Multiple Uses for Newspaper Pages

A few summers back, I was standing on a neighbor’s front lawn with a few friends, enjoying the host’s outdoor party.

At one point, one of the neighborhood kids walked up to me and said, “There’s an old man sitting on your front lawn.”

My house was about five or six doors down, and when I squinted I could barely make out the person to whom she was referring. I said, “Wow, you must really have good eyesight to know that’s an old man sitting there. All I can tell is that it’s someone reading a newspaper.”

She then replied, “That’s how I know he’s old. I can’t see his face, but if he’s reading a newspaper, he must be an old man.”

Ouch. That really hurt. I still read newspapers, and to be honest, I have been around the block a few times. But up until that moment, I had never really associated reading newspapers with being an old man.

I realize there are plenty of other ways to acquire your news these days, but one of the things I like about newspapers is that you can get so many other uses out of them once you’re finished reading them.

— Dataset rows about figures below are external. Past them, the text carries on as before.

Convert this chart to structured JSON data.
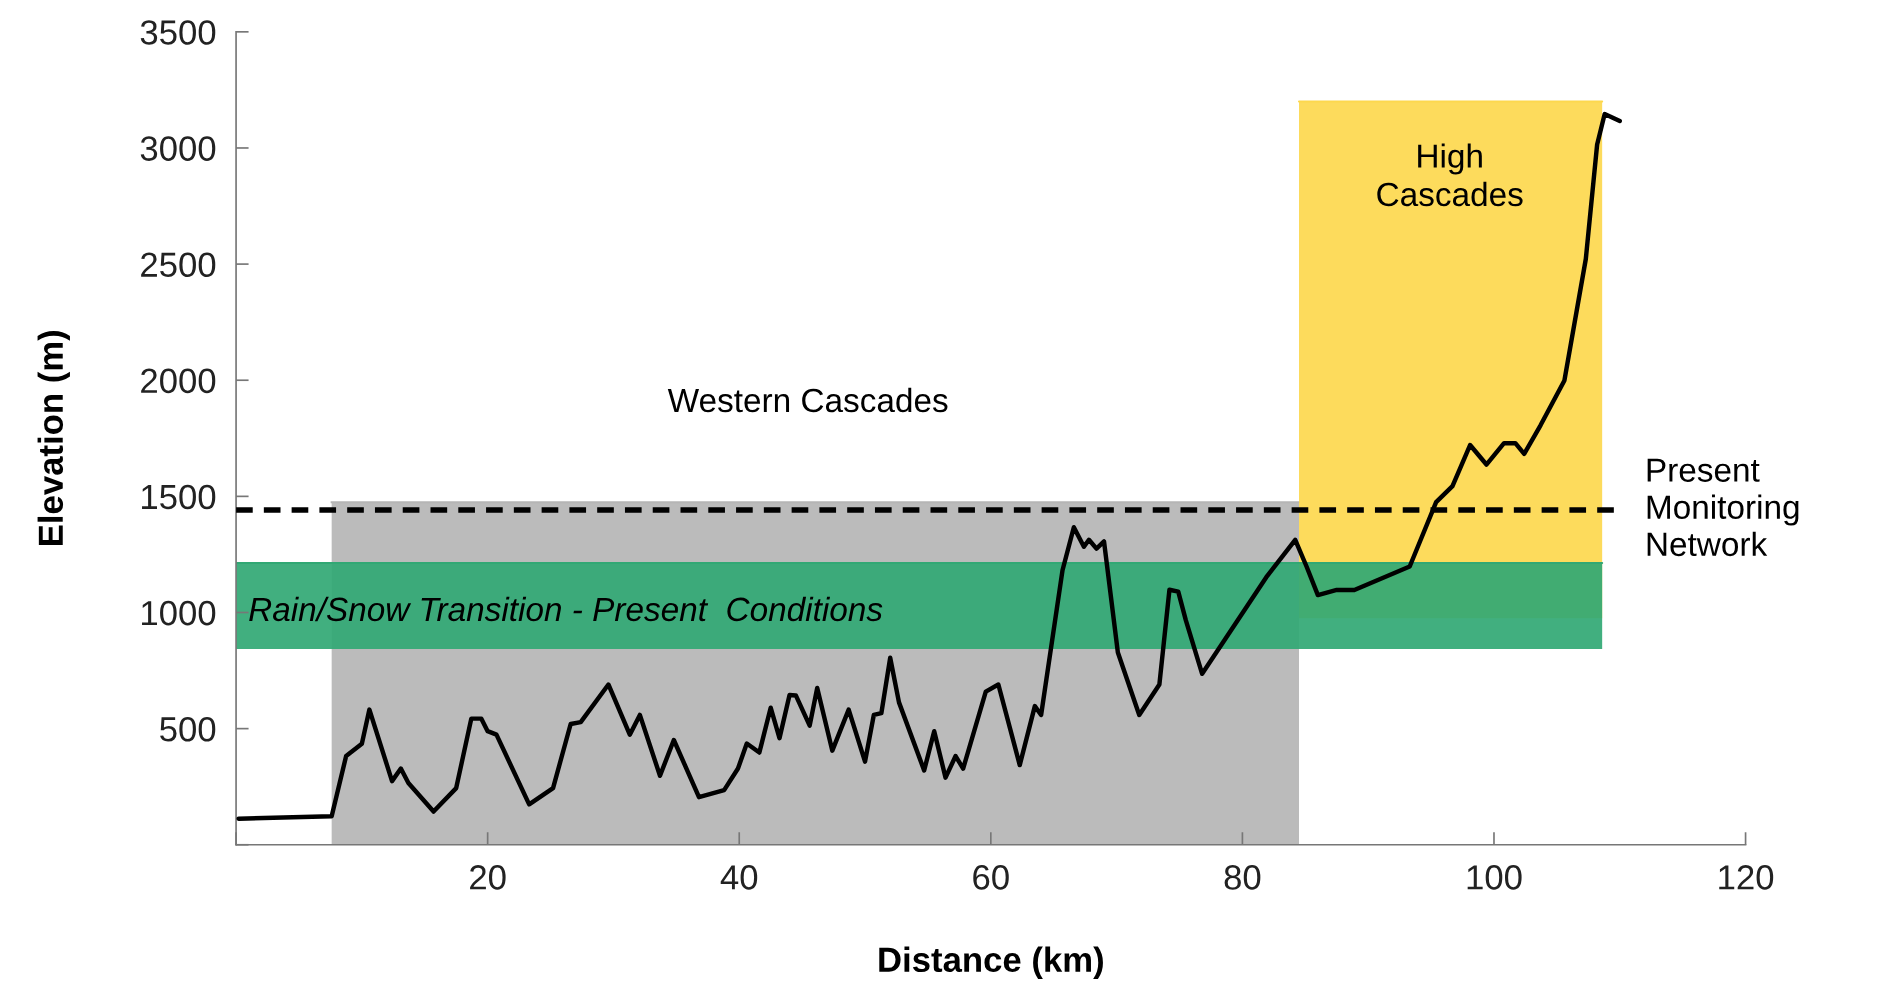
{
  "chart_data": {
    "type": "line",
    "xlabel": "Distance (km)",
    "ylabel": "Elevation (m)",
    "xlim": [
      0,
      120
    ],
    "xticks": [
      {
        "value": 0,
        "label": null
      },
      20,
      40,
      60,
      80,
      100,
      120
    ],
    "ylim": [
      0,
      3500
    ],
    "yticks": [
      {
        "value": 0,
        "label": null
      },
      500,
      1000,
      1500,
      2000,
      2500,
      3000,
      3500
    ],
    "grid": false,
    "series": [
      {
        "type": "area",
        "color": "#b5b5b5",
        "x": [
          7.6,
          84.5
        ],
        "values": [
          1475,
          1475
        ]
      },
      {
        "type": "line",
        "color": "#fdd84e",
        "x": [
          84.5,
          108.6
        ],
        "values": [
          3200,
          3200
        ],
        "lower": [
          975,
          975
        ],
        "upper": [
          3200,
          3200
        ]
      },
      {
        "type": "line",
        "color": "#31a874",
        "x": [
          0,
          108.6
        ],
        "values": [
          1213,
          1213
        ],
        "lower": [
          843,
          843
        ],
        "upper": [
          1213,
          1213
        ]
      },
      {
        "color": "#000000",
        "x": [
          0.2,
          7.6,
          8.75,
          10.0,
          10.6,
          12.4,
          13.1,
          13.7,
          15.7,
          17.5,
          18.7,
          19.5,
          20.0,
          20.7,
          23.3,
          25.2,
          26.6,
          27.4,
          29.6,
          31.3,
          32.1,
          33.7,
          34.8,
          36.8,
          38.8,
          39.9,
          40.6,
          41.6,
          42.5,
          43.2,
          44.0,
          44.5,
          45.6,
          46.2,
          47.4,
          48.7,
          50.0,
          50.7,
          51.3,
          52.0,
          52.7,
          54.7,
          55.5,
          56.4,
          57.2,
          57.8,
          59.6,
          60.6,
          62.3,
          63.5,
          64.0,
          65.7,
          66.6,
          67.4,
          67.8,
          68.4,
          69.0,
          70.1,
          71.8,
          73.4,
          74.2,
          74.9,
          75.5,
          76.8,
          81.9,
          84.2,
          85.1,
          86.0,
          87.5,
          88.9,
          93.3,
          95.4,
          96.7,
          98.1,
          99.4,
          100.8,
          101.7,
          102.4,
          103.7,
          105.6,
          107.3,
          108.2,
          108.8,
          110.0
        ],
        "values": [
          112,
          123,
          382,
          435,
          582,
          274,
          328,
          266,
          143,
          244,
          543,
          543,
          489,
          474,
          174,
          244,
          520,
          528,
          690,
          474,
          559,
          297,
          451,
          205,
          235,
          328,
          436,
          397,
          590,
          459,
          645,
          643,
          513,
          675,
          405,
          582,
          358,
          559,
          567,
          805,
          613,
          320,
          489,
          289,
          382,
          328,
          659,
          690,
          343,
          597,
          559,
          1182,
          1367,
          1283,
          1313,
          1275,
          1306,
          828,
          559,
          690,
          1098,
          1090,
          967,
          736,
          1152,
          1313,
          1198,
          1075,
          1097,
          1097,
          1198,
          1475,
          1544,
          1721,
          1637,
          1729,
          1729,
          1683,
          1806,
          1999,
          2522,
          3015,
          3146,
          3116
        ]
      }
    ],
    "ref_lines": [
      {
        "axis": "y",
        "value": 1441,
        "label": "Present\nMonitoring\nNetwork",
        "color": "#000000",
        "line_style": "dashed"
      }
    ],
    "annotations": [
      "Western Cascades",
      "High\nCascades",
      "Rain/Snow Transition - Present  Conditions"
    ]
  }
}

Here are seven you might want to consider:

  • Packing fragile items. Newspaper pages are great for wrapping dishware and other breakables prior to storage or moving.
  • Removing smudges. It seems strange to use something for cleaning that leaves ink on your hands, but it really does work on cleaning glass such as mirrors and windows.
  • Drying shoe and boot bottoms. When you enter your home with wet shoes or boots, remove them and place them on newspapers, which will absorb the moisture.
  • Ripen tomatoes. Wrap each tomato individually in newspaper and leave them on a counter, where they will ripen nicely.
  • Deodorize containers. Wad up a newspaper page or two and place it in a sealed food container overnight.
  • Dry the vegetable crisper. Refrigerator draws can collect moisture and start to smell, but lining them with newspaper can solve the problem.
  • Add to the compost pile. Newspapers make for good composting material, but don’t just toss them in the pile. Shred them first so that oxygen can flow through better.